When Lauren ran NYCM, again holy courage, she talked about how she deals with nerves or other obstacles. She says to them, “Hello nerves, I'm glad you're here. You're supposed to be here. You can go now." 

There are obstacles I know of beyond nerves (pain from previously broken back, twisted tibia and lazy flip leg, stabby side stitch) and ones I’ve yet to meet. I’ll welcome them and dismiss them kindly. Nobody is invited to stay at my mental party except love and courage and Macklemore.


CELEBRATE 
Andrea Duke

Andrea Duke’s is a story with layers. At the surface I saw a runner, talent, the build, the time (2:41) and all the victory. She was constantly shining. And I assumed the shit you assume when you see that. She’s happy because of success. As if her joy is tethered to victory.

But then I saw Andrea race Boston on a miserable NE day. Her race lost the wheels in the cold, nasty rain. But after there was no sulking. There was only silver linings. There was only joy.

Because the celebration isn’t the win, it’s the journey. And the journey isn’t always perfect. But it’s always worth taking and toasting.

MANTRA UP 
Erin, Jasyoga
The mantra I use when I race is from Erin. Breathe in: “I am”. Breatheout: “Here now”.

But because the race is long, other things I’ve lodged in my head to use as needed:

Invite ease.
Calm down.
I’m headed downtown, cruising through the alley, tiptoeing through the streets like ballet…
All you need is love, love is all you need. 
Wiggle your big toe.
Breathe behind your organs. (massage therapist advice, weird and works)
Don’t poop your pants. Don’t poop your pants.

BELIEVE
Steph Bruce

Steph Bruce is my coach and the reason I’m lining up on Sunday. She took a shell shocked, sleepless, sad mama and said why not? Let’s take one step and another. I followed her like a runt puppy, but slowly I started feeling stronger mentally and physically.

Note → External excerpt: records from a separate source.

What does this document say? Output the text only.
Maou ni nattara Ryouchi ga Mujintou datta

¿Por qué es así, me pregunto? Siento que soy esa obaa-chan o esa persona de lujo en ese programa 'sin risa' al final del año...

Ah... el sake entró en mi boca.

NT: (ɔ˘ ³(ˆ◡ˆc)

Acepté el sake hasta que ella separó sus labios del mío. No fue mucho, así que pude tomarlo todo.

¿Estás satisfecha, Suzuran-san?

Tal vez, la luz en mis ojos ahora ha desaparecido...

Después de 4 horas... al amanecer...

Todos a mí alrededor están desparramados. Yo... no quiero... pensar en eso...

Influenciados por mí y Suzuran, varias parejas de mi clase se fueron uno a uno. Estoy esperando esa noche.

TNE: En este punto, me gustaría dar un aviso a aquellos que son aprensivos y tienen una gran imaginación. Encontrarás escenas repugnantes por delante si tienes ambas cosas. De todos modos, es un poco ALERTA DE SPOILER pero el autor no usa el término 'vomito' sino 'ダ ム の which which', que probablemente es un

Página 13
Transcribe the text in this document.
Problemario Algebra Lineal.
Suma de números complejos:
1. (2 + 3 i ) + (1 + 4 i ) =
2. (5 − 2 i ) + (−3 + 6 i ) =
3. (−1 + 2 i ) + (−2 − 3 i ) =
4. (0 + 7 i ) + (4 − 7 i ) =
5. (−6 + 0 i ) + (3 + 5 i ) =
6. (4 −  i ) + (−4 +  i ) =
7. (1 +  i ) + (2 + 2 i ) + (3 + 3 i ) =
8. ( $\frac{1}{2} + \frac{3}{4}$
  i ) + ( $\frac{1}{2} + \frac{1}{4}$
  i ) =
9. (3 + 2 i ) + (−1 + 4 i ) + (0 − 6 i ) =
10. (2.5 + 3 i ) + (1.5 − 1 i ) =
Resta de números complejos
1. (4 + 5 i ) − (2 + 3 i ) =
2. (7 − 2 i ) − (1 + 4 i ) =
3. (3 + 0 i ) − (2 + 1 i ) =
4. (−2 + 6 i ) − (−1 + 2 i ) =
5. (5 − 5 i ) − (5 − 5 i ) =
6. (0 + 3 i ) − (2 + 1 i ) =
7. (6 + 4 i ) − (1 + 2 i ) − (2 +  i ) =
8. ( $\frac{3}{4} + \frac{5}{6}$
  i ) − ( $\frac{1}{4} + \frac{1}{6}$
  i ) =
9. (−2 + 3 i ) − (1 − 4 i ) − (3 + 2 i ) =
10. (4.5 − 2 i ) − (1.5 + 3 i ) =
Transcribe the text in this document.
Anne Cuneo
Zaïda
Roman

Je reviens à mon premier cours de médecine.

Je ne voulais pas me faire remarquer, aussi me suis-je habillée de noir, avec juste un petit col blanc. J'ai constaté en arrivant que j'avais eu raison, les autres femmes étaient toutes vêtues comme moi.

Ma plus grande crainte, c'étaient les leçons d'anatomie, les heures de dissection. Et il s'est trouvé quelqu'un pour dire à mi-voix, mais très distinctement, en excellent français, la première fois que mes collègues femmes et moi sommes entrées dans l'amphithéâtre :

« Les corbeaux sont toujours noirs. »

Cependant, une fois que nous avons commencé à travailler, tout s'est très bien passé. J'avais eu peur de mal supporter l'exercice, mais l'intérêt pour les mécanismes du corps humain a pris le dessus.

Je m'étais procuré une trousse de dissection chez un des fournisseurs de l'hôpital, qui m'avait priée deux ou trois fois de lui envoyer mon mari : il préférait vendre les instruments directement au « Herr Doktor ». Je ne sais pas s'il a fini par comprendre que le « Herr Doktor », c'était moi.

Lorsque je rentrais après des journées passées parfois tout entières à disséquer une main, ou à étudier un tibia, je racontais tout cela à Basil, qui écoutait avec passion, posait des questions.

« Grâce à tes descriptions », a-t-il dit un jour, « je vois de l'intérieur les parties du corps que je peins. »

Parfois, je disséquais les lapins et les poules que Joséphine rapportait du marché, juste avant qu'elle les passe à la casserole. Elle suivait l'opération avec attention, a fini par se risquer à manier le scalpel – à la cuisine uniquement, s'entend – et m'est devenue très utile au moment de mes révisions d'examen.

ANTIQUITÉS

There were lows still but I didn’t drown in them. My life raft was the next days’ workout, numbers and letters in a Google Sheets cell. They kept my head above water another day.

I wasn’t running 15 miles a week a year ago and now I’m going to race a marathon, I didn’t dream that was possible. Not even 10 weeks ago did I dare to dream this. But each day I just believed in the day and in my coach and the rest unfolded.

As the miles unfold on Sunday, I won’t stop believing. I’ll hold on to that feeling. Streetlights, people!